Les nouveaux maîtres, souvent très jeunes, capricieux, ne voyaient en eux que des robots embarqués dans des machines à sensations fortes, capables d’aller très vite sur les tracés trompe-la-mort que dessinaient ces "directeurs de course", sans autre critère que la rapidité ; des toboggans, d’immenses lignes droites, qui eurent fait passer Spa pour La Châtre.
Gros cœur requis, couilles bien calées entre levier de vitesse et extincteur de bord. Wolfgang, grâce à Dieu, avait été doté de ces options sur lesquelles il savait pouvoir compter quand la Ferrari était lancée à fond dans le Monaco, un tunnel étroit, aussi glissant qu’un parquet encaustiqué, que quelques projecteurs maigrelets seulement éclairaient.
Son patron, le fils d’un gros industriel du sucre, a sorti la Sharknose, tôt ce matin. Wolfgang est déjà dans le baquet. Leurs nouveaux contrats les obligeant à demeurer perpétuellement au volant, ou quasiment, les pilotes de seconde vie avaient choisi la facilité en campant littéralement dans les autos. Wolfgang, les bras tendus à 10 h 10, les reins calés contre le réservoir d’essence, est aux ordres.

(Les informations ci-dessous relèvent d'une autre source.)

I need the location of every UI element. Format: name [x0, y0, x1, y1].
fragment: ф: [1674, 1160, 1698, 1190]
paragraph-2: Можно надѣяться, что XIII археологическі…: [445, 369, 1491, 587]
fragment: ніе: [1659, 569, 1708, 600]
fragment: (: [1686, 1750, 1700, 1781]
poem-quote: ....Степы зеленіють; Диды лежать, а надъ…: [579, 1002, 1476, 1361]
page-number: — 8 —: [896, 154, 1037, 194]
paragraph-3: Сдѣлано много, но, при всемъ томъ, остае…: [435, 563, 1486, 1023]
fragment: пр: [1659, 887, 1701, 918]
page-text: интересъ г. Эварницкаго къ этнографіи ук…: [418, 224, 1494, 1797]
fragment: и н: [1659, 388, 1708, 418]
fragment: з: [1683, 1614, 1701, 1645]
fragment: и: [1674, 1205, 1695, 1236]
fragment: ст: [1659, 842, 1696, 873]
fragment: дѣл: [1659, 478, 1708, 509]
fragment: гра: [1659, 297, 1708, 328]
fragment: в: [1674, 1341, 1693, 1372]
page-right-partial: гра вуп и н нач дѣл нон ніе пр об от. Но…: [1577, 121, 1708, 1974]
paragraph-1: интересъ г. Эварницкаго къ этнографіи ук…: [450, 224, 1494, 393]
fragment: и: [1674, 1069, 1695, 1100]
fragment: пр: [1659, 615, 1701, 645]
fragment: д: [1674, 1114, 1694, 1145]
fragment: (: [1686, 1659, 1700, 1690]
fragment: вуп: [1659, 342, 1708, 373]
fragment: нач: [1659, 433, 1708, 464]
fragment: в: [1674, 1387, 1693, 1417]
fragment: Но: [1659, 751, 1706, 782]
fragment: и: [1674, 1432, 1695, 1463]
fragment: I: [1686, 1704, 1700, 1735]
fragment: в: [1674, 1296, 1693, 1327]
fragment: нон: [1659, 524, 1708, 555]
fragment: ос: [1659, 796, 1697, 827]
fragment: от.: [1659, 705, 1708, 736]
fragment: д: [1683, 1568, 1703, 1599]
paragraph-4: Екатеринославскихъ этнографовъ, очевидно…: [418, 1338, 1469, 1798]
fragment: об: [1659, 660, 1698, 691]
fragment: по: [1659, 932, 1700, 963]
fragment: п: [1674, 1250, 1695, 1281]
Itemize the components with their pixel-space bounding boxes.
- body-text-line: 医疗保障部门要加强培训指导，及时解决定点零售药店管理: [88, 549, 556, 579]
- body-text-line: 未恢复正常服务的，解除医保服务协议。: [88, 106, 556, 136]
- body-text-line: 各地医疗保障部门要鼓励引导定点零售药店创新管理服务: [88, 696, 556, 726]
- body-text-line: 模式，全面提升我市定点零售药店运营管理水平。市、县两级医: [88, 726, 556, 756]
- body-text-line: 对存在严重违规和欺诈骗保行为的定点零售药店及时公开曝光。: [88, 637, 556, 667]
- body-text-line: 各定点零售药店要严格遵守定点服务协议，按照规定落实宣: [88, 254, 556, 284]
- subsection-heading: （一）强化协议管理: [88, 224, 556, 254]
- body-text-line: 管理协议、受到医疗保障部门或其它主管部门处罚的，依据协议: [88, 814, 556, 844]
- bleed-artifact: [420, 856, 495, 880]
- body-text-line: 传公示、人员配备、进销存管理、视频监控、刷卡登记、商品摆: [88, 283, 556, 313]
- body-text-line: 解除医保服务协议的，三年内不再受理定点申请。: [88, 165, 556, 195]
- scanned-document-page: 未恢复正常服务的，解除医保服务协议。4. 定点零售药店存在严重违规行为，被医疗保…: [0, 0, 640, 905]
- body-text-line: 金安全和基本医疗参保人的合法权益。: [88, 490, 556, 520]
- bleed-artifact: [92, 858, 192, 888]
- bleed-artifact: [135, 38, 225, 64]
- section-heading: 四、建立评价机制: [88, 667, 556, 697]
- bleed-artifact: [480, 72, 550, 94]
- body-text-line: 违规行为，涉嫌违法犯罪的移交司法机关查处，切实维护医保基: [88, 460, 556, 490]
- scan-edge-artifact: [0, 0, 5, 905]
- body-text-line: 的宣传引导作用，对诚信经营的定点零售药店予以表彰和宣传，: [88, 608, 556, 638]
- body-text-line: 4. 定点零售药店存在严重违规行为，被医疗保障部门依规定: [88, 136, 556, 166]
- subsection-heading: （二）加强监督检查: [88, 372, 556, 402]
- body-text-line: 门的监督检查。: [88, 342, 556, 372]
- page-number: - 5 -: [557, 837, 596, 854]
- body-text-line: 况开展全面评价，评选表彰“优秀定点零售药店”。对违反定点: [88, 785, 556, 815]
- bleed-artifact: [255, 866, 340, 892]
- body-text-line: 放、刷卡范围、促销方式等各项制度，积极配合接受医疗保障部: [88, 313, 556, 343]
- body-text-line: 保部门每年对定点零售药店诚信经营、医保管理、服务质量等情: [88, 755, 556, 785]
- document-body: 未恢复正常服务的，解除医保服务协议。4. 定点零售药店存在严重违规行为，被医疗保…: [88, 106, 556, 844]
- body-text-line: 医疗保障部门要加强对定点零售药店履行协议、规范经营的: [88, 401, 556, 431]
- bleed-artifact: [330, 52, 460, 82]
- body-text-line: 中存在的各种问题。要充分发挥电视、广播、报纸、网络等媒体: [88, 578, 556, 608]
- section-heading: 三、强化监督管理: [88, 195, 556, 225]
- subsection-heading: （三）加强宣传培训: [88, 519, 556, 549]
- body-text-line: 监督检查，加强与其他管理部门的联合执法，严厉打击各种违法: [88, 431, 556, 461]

Le chat noir de la maison croise son regard, n’accordant à la Sharknose aucun intérêt. C’est lui qu’il guette. Wolfgang s’arrangerait volontiers pour l’écraser si d’aventure il traversait la piste devant sa voiture. Avec quel bonheur il lui enfoncerait sa gueule de requin dans les côtes. Oui, mais voilà, le greffier est si gros !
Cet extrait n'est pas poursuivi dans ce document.